После того как мы с хакимом помогли дяде Маттео встать, вылезти из козьих шкур и впервые за эти недели одеться, мы ужаснулись тому, как он похудел. Дядюшка выглядел еще выше в своих одеждах, которые внезапно стали ему велики, хотя еще совсем недавно полнота растягивала их по швам. Здоровый цвет лица исчез, сменившись бледностью, а его конечности от долгого бездействия дрожали, но дядя Маттео объявил, что он безмерно рад, что встал. А позднее, когда мы ужинали в зале караван-сарая, он таким же зычным голосом, как и всегда, с интересом расспрашивал постояльцев об особенностях дороги в восточных горах.

Купцы охотно отвечали, они дали нам великое множество полезных советов. Хотя меня, например, несколько смутило, что, говоря о горах на востоке, все путешественники называли их по-разному.

Первый купец сказал:

— Это Гималаи, Обиталище Снега. Прежде чем вы подниметесь туда, обязательно купите склянку с маковым соком. Это снадобье поможет в случае, если вас поразит снежная слепота.

Другой купец сказал:

— Это Каракорум, что значит Черные и Холодные Горы. Питающиеся снегом воды наверху холодны круглый год. Ни в коем случае не позволяйте своим лошадям пить из рек, только из ведра, после того как вы немного согреете воду, иначе у них начнутся судороги.

А третий купец заметил:

— Эти горы называют Гиндукуш, или Убийцы Индусов.
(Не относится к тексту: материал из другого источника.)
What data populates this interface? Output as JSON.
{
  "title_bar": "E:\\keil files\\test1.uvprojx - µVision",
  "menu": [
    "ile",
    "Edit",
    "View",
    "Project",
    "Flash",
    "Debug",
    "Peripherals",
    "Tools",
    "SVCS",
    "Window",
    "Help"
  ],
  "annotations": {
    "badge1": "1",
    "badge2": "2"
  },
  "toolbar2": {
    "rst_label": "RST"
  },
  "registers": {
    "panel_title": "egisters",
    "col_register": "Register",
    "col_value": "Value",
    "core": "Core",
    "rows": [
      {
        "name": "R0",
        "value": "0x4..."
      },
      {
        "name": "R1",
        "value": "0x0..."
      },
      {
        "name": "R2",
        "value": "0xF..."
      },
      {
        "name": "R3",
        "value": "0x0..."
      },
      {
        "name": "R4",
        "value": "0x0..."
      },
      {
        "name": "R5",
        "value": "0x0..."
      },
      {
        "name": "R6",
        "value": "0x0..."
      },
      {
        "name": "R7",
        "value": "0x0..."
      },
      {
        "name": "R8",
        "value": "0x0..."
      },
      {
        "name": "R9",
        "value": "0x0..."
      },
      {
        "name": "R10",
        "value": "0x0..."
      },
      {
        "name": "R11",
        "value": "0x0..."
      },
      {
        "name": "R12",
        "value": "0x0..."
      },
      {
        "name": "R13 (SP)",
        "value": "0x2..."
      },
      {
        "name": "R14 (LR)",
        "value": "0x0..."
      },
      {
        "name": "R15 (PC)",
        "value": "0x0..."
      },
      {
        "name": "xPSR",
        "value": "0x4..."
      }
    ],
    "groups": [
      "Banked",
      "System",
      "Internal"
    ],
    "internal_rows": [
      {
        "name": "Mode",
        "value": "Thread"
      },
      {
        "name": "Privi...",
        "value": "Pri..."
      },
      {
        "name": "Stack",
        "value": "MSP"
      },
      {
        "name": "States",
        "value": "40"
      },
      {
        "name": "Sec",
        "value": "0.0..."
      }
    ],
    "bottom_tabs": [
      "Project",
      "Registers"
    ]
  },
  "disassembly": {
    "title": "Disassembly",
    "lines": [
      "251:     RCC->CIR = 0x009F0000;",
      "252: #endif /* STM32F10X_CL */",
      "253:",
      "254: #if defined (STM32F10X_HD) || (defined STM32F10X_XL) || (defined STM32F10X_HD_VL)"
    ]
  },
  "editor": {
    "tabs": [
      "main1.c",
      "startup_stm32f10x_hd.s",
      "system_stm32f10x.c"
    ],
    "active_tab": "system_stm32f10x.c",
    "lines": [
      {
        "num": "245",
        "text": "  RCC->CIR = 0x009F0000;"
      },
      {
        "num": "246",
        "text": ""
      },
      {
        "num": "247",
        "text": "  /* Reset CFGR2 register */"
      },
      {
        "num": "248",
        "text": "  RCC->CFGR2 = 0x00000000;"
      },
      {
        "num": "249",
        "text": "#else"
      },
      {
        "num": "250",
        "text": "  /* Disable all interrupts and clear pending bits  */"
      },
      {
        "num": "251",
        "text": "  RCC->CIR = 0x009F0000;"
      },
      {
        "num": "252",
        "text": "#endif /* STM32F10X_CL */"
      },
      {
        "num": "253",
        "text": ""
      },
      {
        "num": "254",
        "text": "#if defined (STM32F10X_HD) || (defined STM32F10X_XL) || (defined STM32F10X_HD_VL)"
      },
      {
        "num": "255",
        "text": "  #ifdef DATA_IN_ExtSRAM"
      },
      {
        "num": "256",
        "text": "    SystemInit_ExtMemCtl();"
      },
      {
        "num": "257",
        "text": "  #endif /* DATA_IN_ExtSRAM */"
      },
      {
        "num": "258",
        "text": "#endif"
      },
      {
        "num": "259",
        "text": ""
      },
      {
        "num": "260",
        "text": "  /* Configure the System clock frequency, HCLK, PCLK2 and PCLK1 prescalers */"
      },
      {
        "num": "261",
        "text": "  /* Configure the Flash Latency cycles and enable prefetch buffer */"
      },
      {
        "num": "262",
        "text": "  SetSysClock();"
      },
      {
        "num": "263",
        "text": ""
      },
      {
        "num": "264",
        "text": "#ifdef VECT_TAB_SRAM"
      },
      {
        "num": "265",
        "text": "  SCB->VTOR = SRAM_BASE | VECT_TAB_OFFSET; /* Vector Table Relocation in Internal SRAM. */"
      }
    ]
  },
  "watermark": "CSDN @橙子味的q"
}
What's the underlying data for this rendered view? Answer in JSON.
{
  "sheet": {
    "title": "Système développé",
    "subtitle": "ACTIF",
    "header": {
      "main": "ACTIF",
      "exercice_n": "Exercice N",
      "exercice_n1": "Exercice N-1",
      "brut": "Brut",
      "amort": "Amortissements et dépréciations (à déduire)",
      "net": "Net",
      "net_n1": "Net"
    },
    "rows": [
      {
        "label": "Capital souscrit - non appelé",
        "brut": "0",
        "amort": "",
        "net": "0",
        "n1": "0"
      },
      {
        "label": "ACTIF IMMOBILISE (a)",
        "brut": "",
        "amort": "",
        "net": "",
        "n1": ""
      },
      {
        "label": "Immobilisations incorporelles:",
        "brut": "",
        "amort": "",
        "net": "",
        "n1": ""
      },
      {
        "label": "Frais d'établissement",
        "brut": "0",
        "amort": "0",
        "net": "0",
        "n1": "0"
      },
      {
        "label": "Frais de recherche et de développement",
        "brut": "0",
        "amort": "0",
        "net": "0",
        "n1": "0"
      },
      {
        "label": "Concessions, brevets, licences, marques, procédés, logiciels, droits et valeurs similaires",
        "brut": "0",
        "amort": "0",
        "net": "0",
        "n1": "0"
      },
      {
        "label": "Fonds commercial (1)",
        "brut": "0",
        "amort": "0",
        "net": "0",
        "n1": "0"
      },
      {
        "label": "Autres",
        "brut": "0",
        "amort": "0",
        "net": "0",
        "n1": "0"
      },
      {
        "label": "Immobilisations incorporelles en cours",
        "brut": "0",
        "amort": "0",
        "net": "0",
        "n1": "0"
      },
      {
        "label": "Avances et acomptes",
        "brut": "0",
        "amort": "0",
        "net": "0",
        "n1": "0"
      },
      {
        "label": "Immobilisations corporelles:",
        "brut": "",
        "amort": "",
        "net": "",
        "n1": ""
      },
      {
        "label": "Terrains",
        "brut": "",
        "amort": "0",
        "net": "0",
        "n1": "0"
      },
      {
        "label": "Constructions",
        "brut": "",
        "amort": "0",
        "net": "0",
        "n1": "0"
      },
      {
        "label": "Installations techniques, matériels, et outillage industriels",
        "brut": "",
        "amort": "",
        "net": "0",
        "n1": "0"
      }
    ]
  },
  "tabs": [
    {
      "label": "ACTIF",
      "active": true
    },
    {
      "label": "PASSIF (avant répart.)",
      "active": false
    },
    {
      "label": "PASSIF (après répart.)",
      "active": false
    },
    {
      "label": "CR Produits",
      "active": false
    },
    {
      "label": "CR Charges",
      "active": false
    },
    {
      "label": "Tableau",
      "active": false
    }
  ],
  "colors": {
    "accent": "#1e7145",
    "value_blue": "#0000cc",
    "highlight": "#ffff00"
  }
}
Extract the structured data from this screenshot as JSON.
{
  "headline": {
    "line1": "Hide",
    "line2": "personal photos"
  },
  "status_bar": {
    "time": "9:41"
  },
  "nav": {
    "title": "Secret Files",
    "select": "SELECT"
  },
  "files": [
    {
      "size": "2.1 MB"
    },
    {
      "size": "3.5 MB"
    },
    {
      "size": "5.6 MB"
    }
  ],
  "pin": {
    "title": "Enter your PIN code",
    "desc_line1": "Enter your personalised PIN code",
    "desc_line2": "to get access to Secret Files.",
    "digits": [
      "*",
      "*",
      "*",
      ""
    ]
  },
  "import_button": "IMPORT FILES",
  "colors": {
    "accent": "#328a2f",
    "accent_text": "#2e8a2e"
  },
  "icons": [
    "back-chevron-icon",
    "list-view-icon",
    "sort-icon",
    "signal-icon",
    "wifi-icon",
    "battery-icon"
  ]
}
В этой труднопроходимой местности лошади порой становятся непослушными и неуправляемыми. Если такое вдруг произойдет, просто привяжите волосы из конского хвоста к его языку, и животное мгновенно успокоится.

Четвертый купец сказал:

— Эти горы называют Памир, что означает Путь к Пику. Единственная пища, которую найдут там ваши лошади, — это синевато-серый сильно пахнущий невысокий кустарник, который зовется burtsa. Лошади обязательно сами отыщут его. Между прочим, этот кустарник еще и хорошее топливо для костра, потому что он полон природных масел. Как это ни странно, но чем зеленее кустарник выглядит, тем лучше он горит.

А пятый купец сказал:

— Это Кхвая, Горы-Хозяева. Они никогда не дадут вам сбиться с пути, даже в самом густом тумане. Только помните, что южные склоны гор начисто лишены растительности. Если вы вдруг увидите деревья, кустарники или вообще какую-нибудь растительность, то знайте — это северная сторона горы.

Шестой купец заметил:

— Те горы называют Мустах, Хранители. Постарайтесь попасть туда и пройти через них до того, как весну сменит лето, потому что тогда начнется Bad-i-sad-o-bist, ужасный «Ветер, дующий сто двенадцать дней подряд».

А седьмой купец добавил:

— Эти горы называются Такх-и-Сулейман, Трон Соломона. Если вас случайно застигнет там ураган, будьте уверены: он начался в какой-то пещере неподалеку, в логове одного из демонов, изгнанных туда добрым царем Соломоном. Просто отыщите пещеру и закройте вход в нее большими камнями, тогда ветер стихнет.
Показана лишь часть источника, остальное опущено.